How do I help my brother?
 
For the past 2-3 years my older brother has been addicted to opiates (mainly oxycontin and perks). He is 24 years old and has been living in the basement of my house ever since he graduated college. (He has not been able to keep a job)
Watching him continue in a downward spiral is so painful and all I want to do is find a way to help him. He continues to convince my parents to give him money by saying he owes money to people who will kill him if he doesn't pay them. He has also gone so far as to say they would kill us and we are in danger. If they tell him they won't give him money (usually he asks for $500-$700) he threatens to go out and rob people or kill himself or someone else. He has tried rehab twice and relapsed both times.
I believe he uses the money my parents give him to buy drugs. Is it possible to spend that much money daily or weekly for oxycontin? He does not usually sleep and eats very unhealthy. He has put on quite a bit of weight and his complexion is pretty bad. How do you help someone like him? How do I convince my parents to stop giving him money? I am only 21 years old and I feel hopeless, any advice will be appreciated greatly. I live at college, but my parents and my sister constantly have to deal with this at home.

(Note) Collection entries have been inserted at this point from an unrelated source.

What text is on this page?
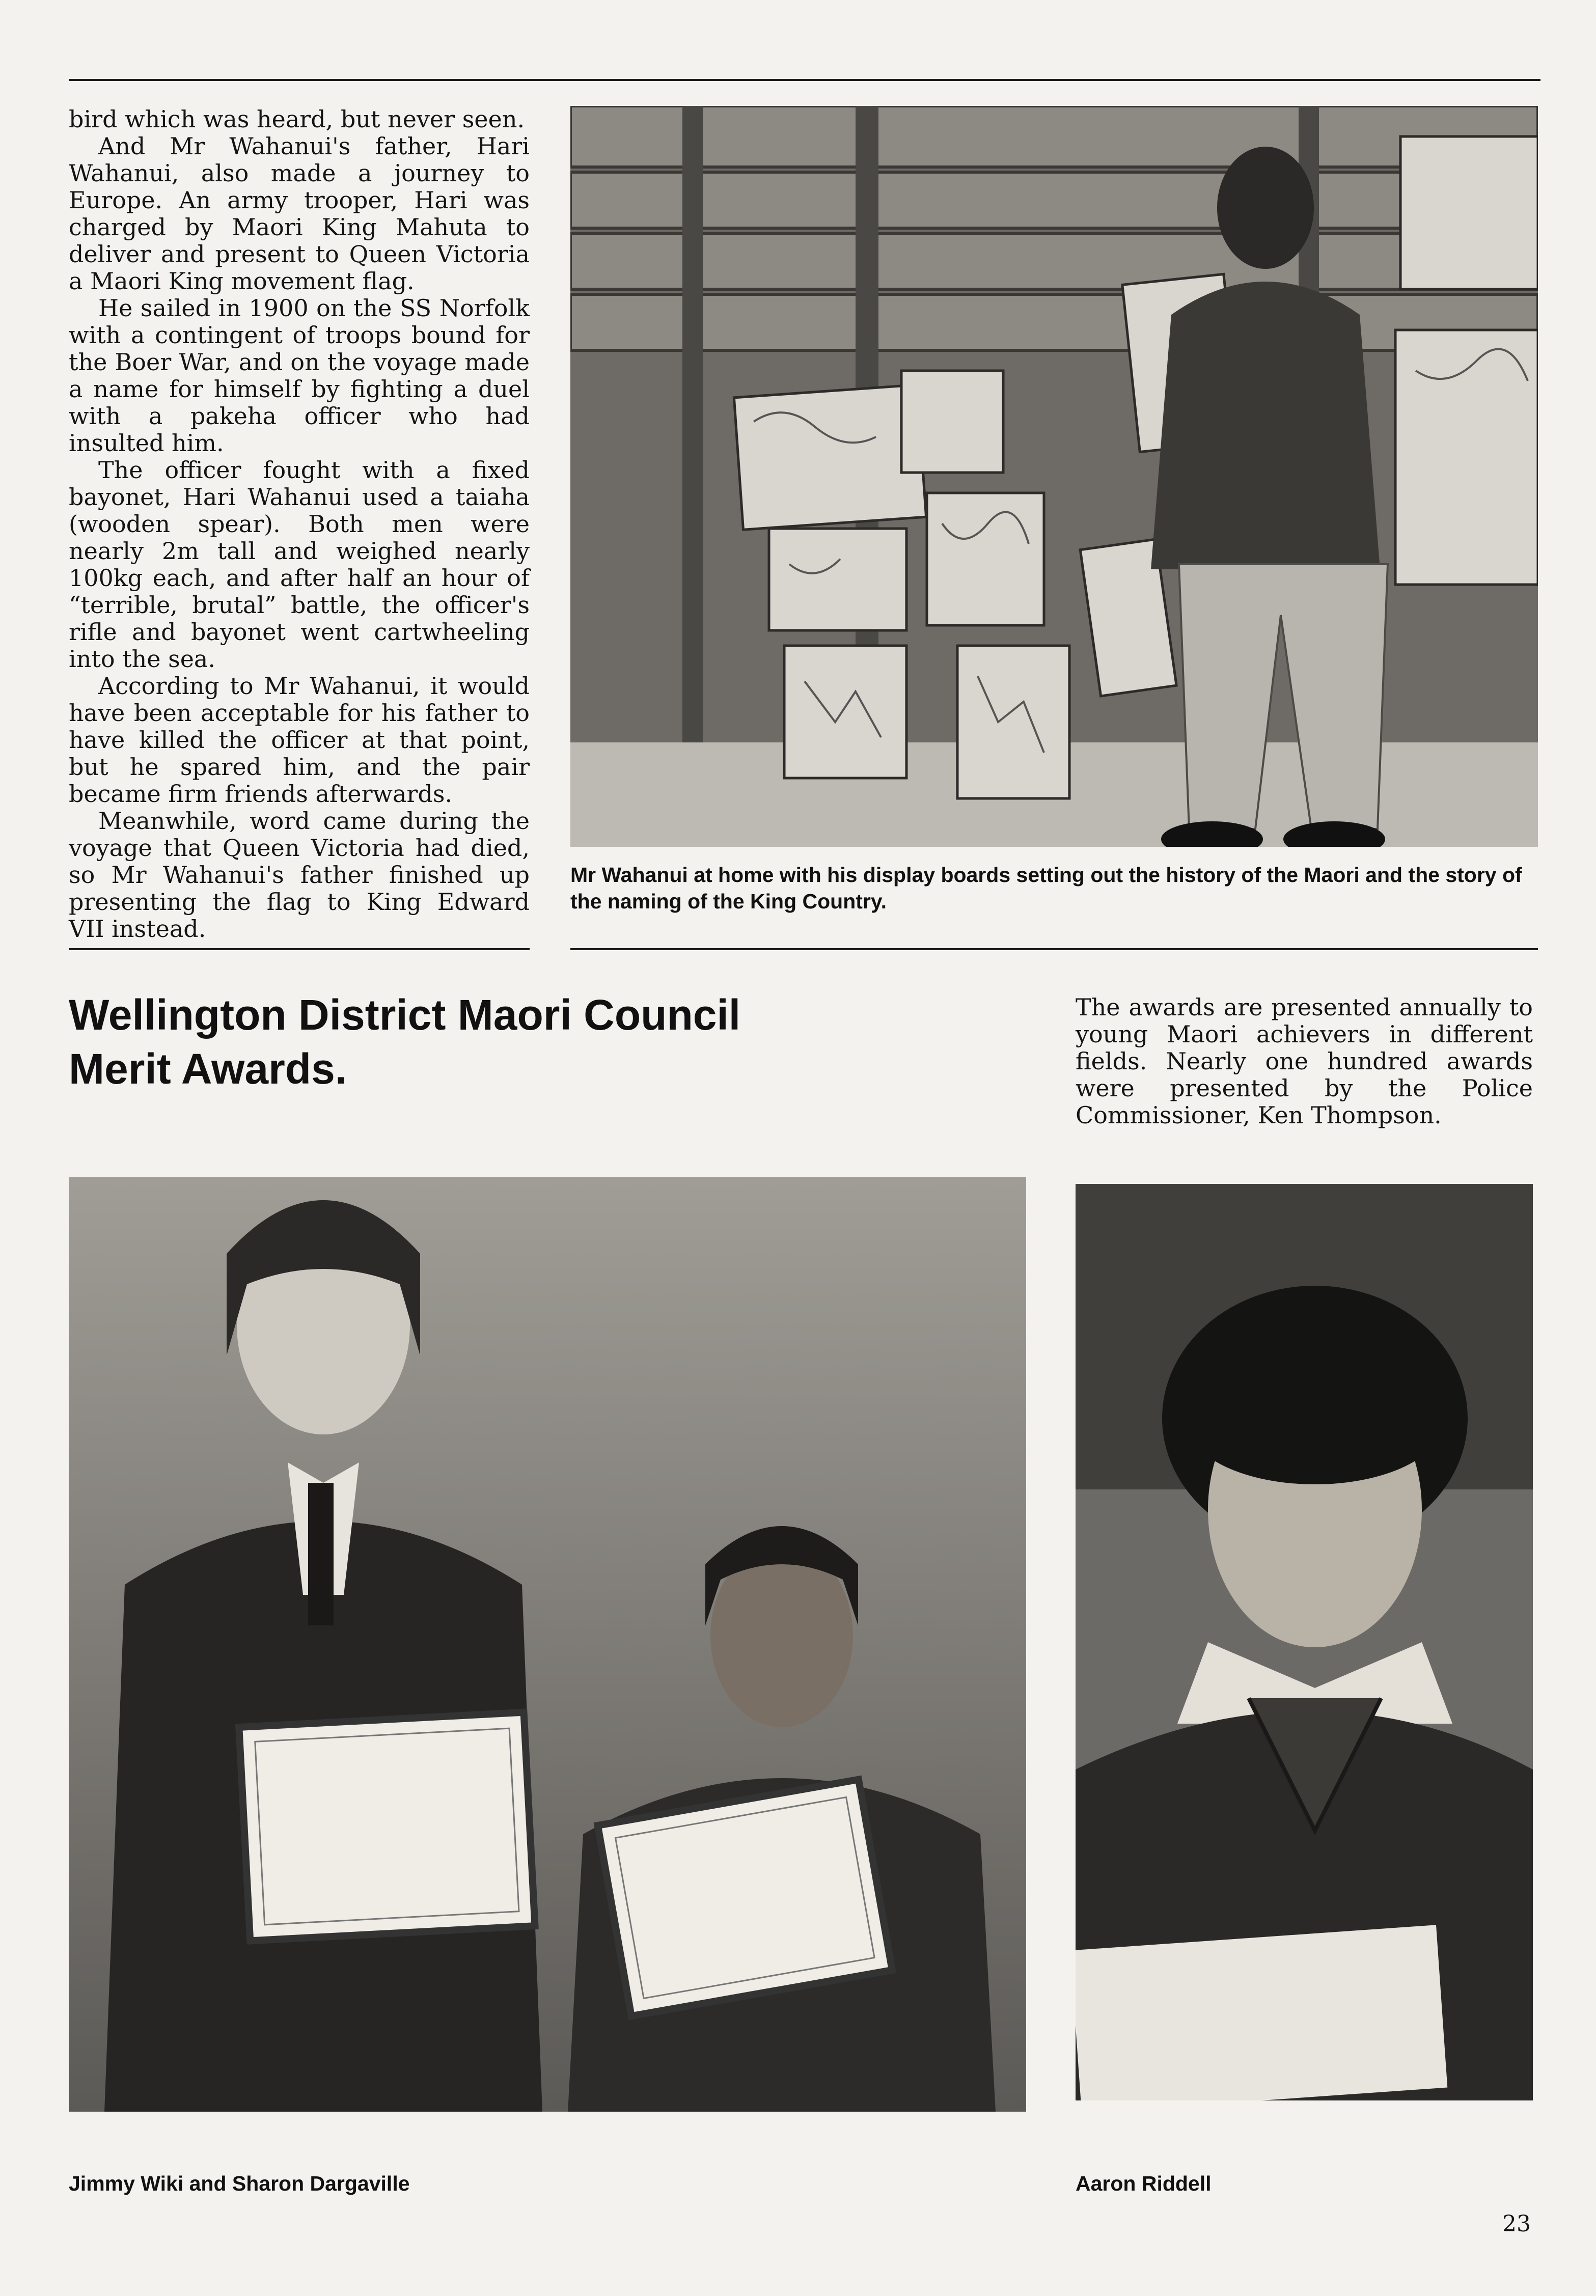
bird which was heard, but never seen.

And Mr Wahanui's father, Hari Wahanui, also made a journey to Europe. An army trooper, Hari was charged by Maori King Mahuta to deliver and present to Queen Victoria a Maori King movement flag.

He sailed in 1900 on the SS Norfolk with a contingent of troops bound for the Boer War, and on the voyage made a name for himself by fighting a duel with a pakeha officer who had insulted him.

The officer fought with a fixed bayonet, Hari Wahanui used a taiaha (wooden spear). Both men were nearly 2m tall and weighed nearly 100kg each, and after half an hour of “terrible, brutal” battle, the officer's rifle and bayonet went cartwheeling into the sea.

According to Mr Wahanui, it would have been acceptable for his father to have killed the officer at that point, but he spared him, and the pair became firm friends afterwards.

Meanwhile, word came during the voyage that Queen Victoria had died, so Mr Wahanui's father finished up presenting the flag to King Edward VII instead.

Mr Wahanui at home with his display boards setting out the history of the Maori and the story of the naming of the King Country.
Wellington District Maori Council
Merit Awards.
The awards are presented annually to young Maori achievers in different fields. Nearly one hundred awards were presented by the Police Commissioner, Ken Thompson.
Jimmy Wiki and Sharon Dargaville	Aaron Riddell
23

I'm desperate to help him.

JillGorges87 01-18-2012 12:15 AM

Hummingbird2, my heart goes out to you like you can't imagine!!!!! My younger brother is an addict, age 22. I am almost 25. My brothers choice of drug has always been speed, but the past year this has turned into a heroin and pill addiction as well. He had a year sober until this last summer and things got really really bad, we almost lost him. He is also HIV positive (diagnosed in 2010) and the end of this year was diagnosed HEP C positive as well.

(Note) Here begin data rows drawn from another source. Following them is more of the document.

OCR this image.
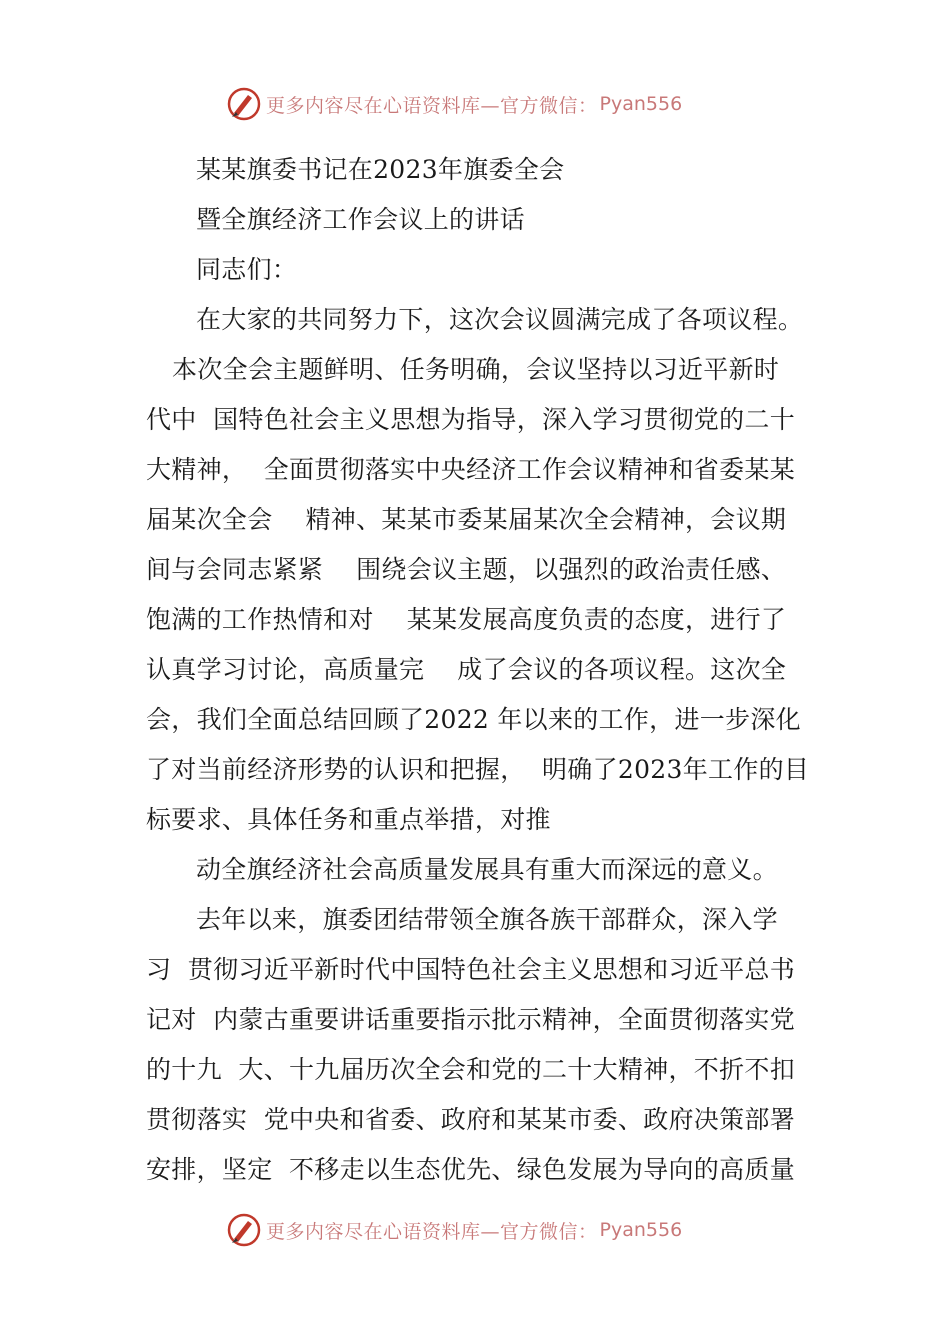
更多内容尽在心语资料库—官方微信： Pyan556
某某旗委书记在2023年旗委全会
暨全旗经济工作会议上的讲话
同志们：
在大家的共同努力下，这次会议圆满完成了各项议程。
本次全会主题鲜明、任务明确，会议坚持以习近平新时
代中  国特色社会主义思想为指导，深入学习贯彻党的二十
大精神，  全面贯彻落实中央经济工作会议精神和省委某某
届某次全会    精神、某某市委某届某次全会精神，会议期
间与会同志紧紧    围绕会议主题，以强烈的政治责任感、
饱满的工作热情和对    某某发展高度负责的态度，进行了
认真学习讨论，高质量完    成了会议的各项议程。这次全
会，我们全面总结回顾了2022 年以来的工作，进一步深化
了对当前经济形势的认识和把握，  明确了2023年工作的目
标要求、具体任务和重点举措，对推
动全旗经济社会高质量发展具有重大而深远的意义。
去年以来，旗委团结带领全旗各族干部群众，深入学
习  贯彻习近平新时代中国特色社会主义思想和习近平总书
记对  内蒙古重要讲话重要指示批示精神，全面贯彻落实党
的十九  大、十九届历次全会和党的二十大精神，不折不扣
贯彻落实  党中央和省委、政府和某某市委、政府决策部署
安排，坚定  不移走以生态优先、绿色发展为导向的高质量
更多内容尽在心语资料库—官方微信： Pyan556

From what it sounds like, you, your parents, and sister have been enabling his addiction. You all need to be on board the same boat if you even have a chance of pushing him toward help. The things I am going to say are going to sound very harsh, and they are. But the reality is the more you choose to give him money, let him live in your homes, and whatever else contributes to his use, is only helping to kill him. Do not let him threaten any of you by telling you that people will come to find you guys and kill you. If you really do feel threatened by that then you should contact local authorities to help guide you in the right direction to help in your safety.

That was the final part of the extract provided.